DÜNYADA KADIN SEYİS ORANI YÜZDE 95, TÜRKİYE’DE SIFIR

◊ Yezdan Bey sizi tanıyabilir miyim?
- Yezdan Uzunoğlu: Elazığ Gıda, Tarım ve Hayvancılık Bakanlığı İl Müdürlüğü proje biriminde veteriner olarak çalışıyorum. Bu projenin hem yazarı hem de eğitimcisiyim. Şu anda da koordinatörlük yapıyorum.
◊ Nasıl gidiyor eğitimler?
- İyi gidiyor. 42 kursiyerimizle 6 Mart’ta bu projeye başladık. 360 saatlik bir eğitim modülümüz var. At yarışı yönetmenliğine göre bu eğitimleri yürütüyoruz.
Şu anda İstanbul’da Veliefendi Hipodromu’nda 1 hafta pratik uygulama eğitimi için bulunuyoruz. Türkiye Jokey Kulübü proje ortağımız. Gıda, Tarım ve Hayvancılık Bakanlığı İl Müdürümüz Turan Karahan’ın çok emeği var.

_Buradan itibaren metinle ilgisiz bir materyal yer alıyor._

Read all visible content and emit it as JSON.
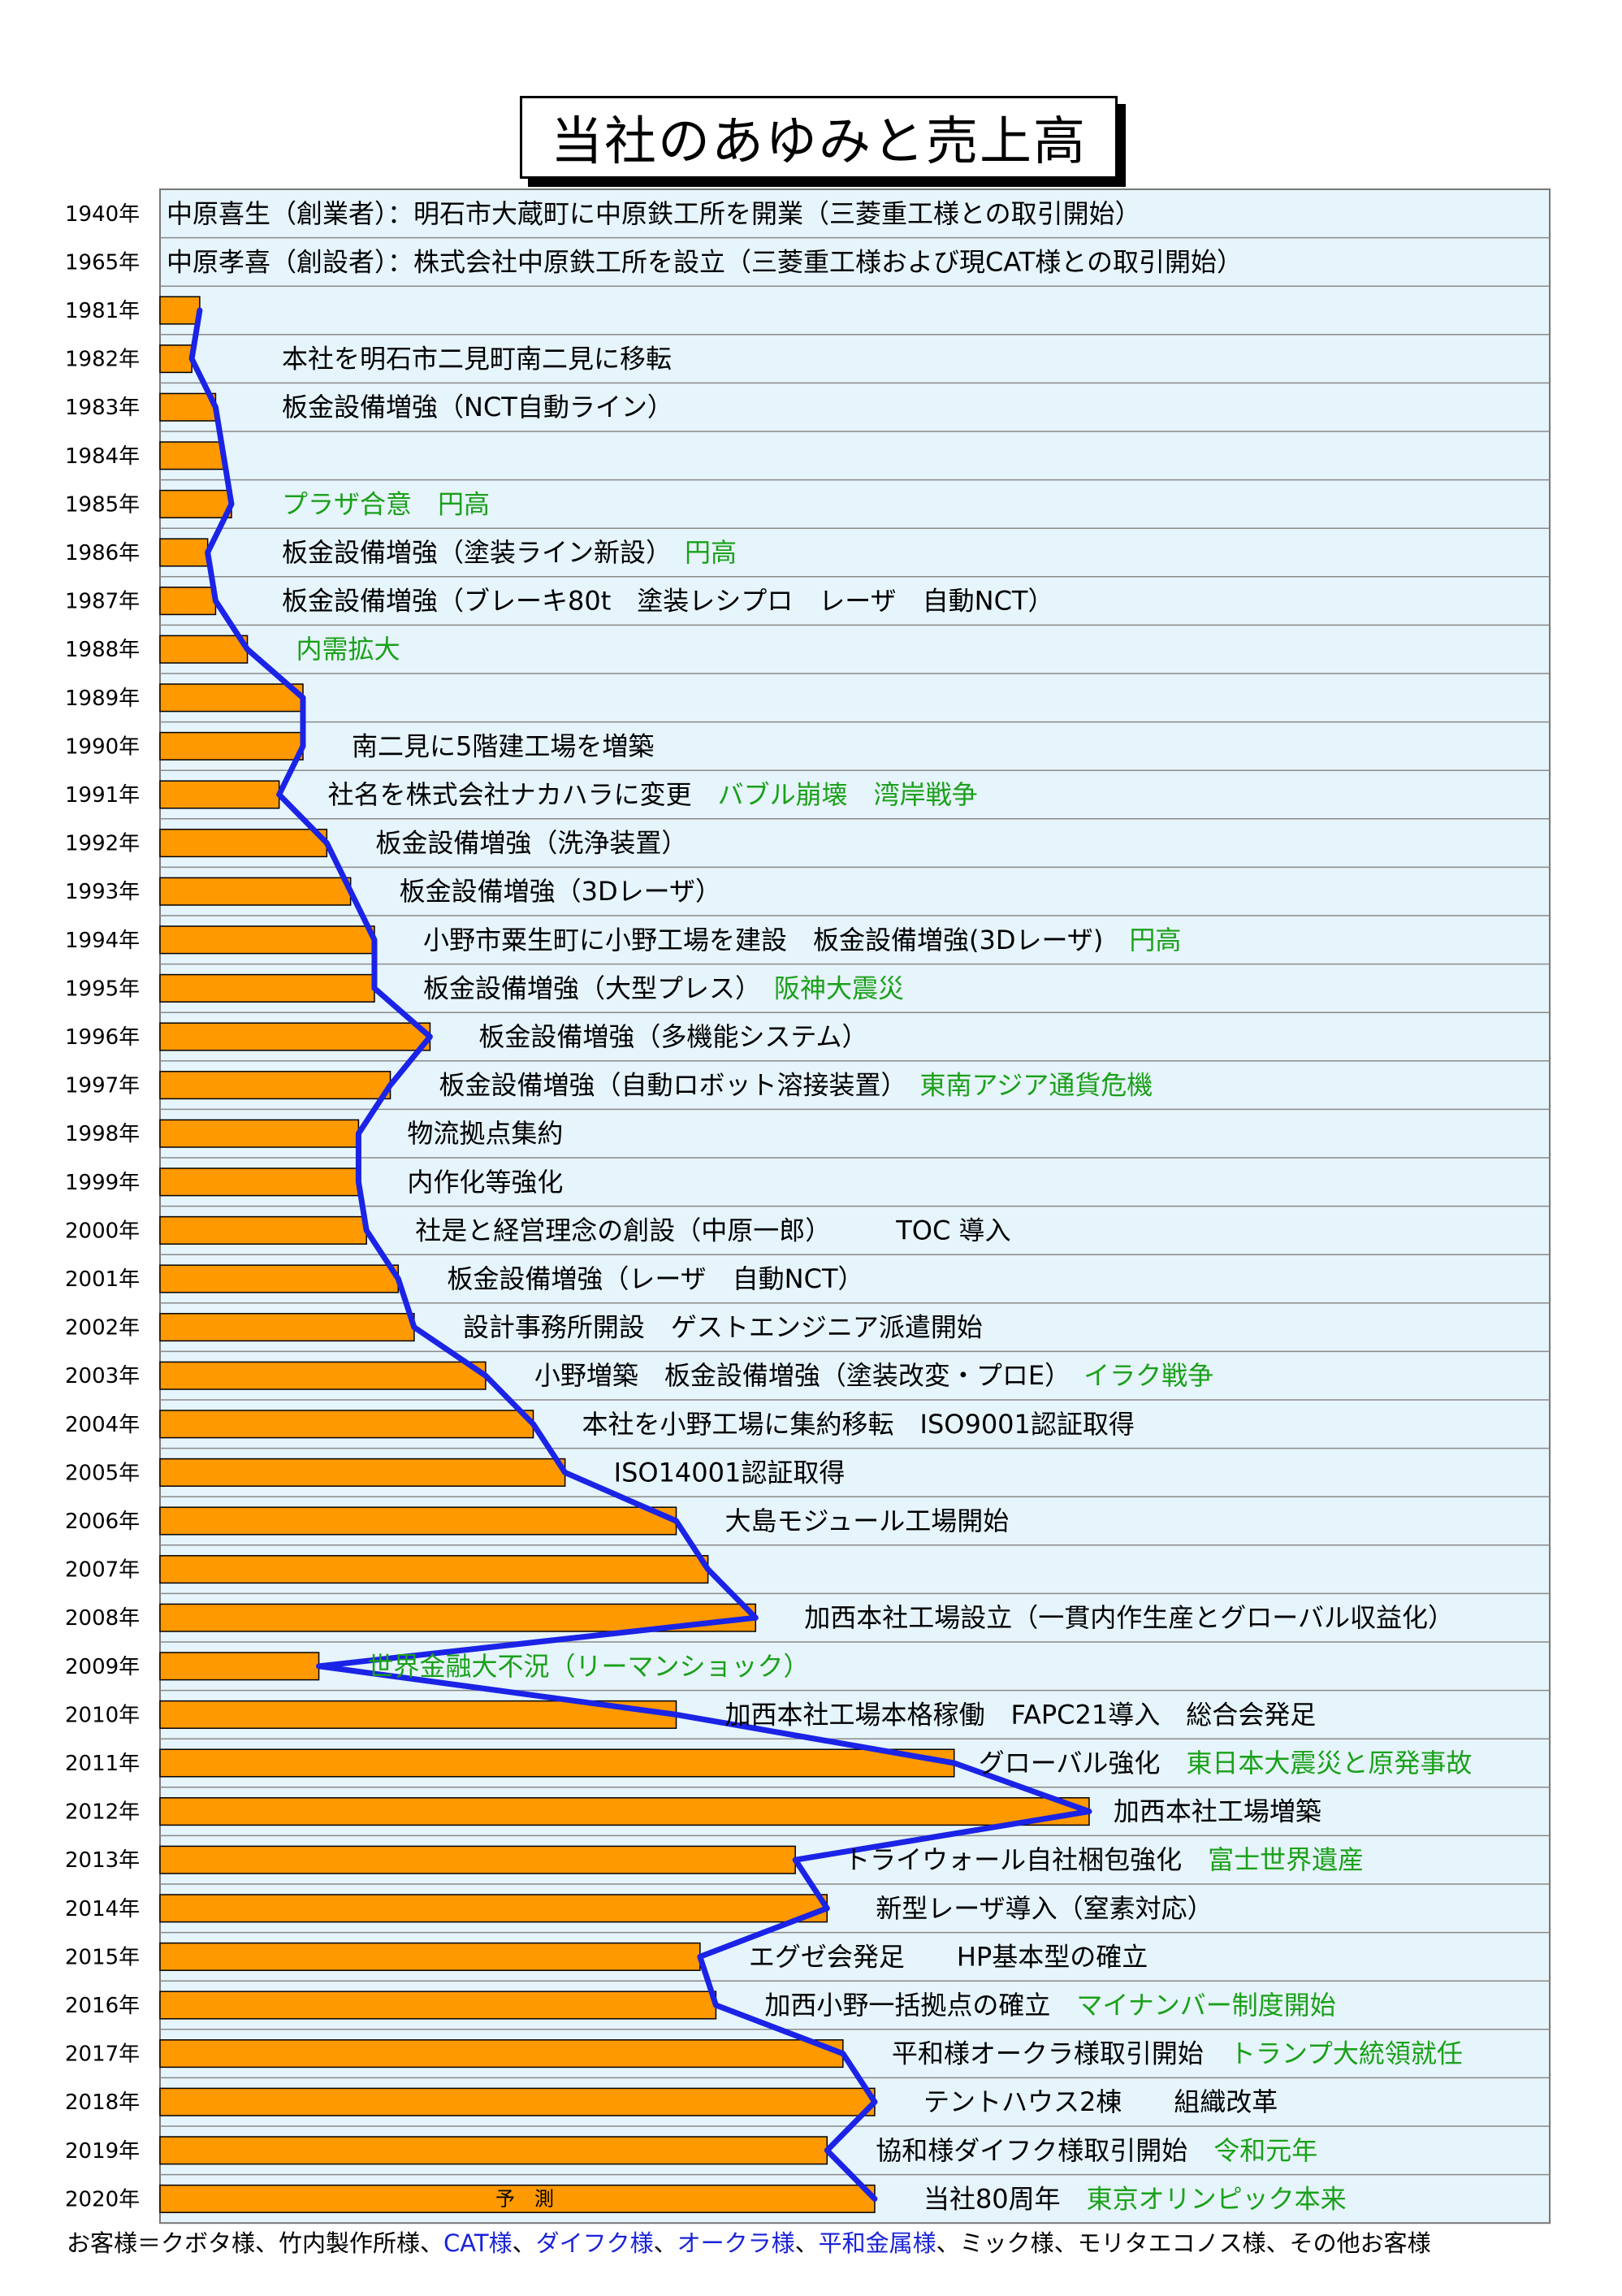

Bu projeyi gerçekten çok sahiplendi ve elinden geleni yapıyor.
◊ Türkiye’de bu projenin ya da bir benzerinin ikinci bir örneği var mı?
- Kadın seyis var ama lisanslı olarak yok. Bu arkadaşlarımız Türkiye’nin ilk lisanslı kadın seyisleri olacaklar. 10 Mayıs’ta hem uygulamalı hem de teorik bir sınav yapacağız.
Lisans alabilmeleri için sınavdan 100 üzerinden en az 60 almak zorundalar. Sınavı geçenler lisanslarını alabilecekler. Mayısın ilk haftasında birebir mülakatla seçtiğimiz 8 kursiyerimiz Prag’a gidecek ve orada 1 hafta eğitime katılacaklar.
◊ Bu proje tek seferlik mi olacak?
- Bakanlığımız talep olduğu sürece bu eğitimi vermeye devam edecek.
◊ Bu kadar talep bekliyor muydunuz?
- Evet. Bu konuda şüphemiz yoktu. Biz sadece pırlantanın toprakta olduğunu gördük ve aldık. Şimdi sadece biraz parlatıyoruz. Ben tüm arkadaşlarıma çok güveniyorum. Hepsinin çok başarılı olacağını düşünüyoruz.
◊ Arkadaşlar lisanslı kadın seyis sayısının dünyada çok fazla olduğunu söyledi. Bununla ilgili elinizde bir veri var mı?
- Projeye başlamamızdaki en büyük faktörlerden biri buydu. İngiltere, Fransa, Avustralya, Amerika ve İrlanda gibi ülkelerde lisanslı kadın seyis oranı yüzde 80 ile 95 arasında değişiyor. Maalesef Türkiye’de hiç yok. Kırsalda kadınlara tarım dışında bir iş olağanı yaratmak istedik.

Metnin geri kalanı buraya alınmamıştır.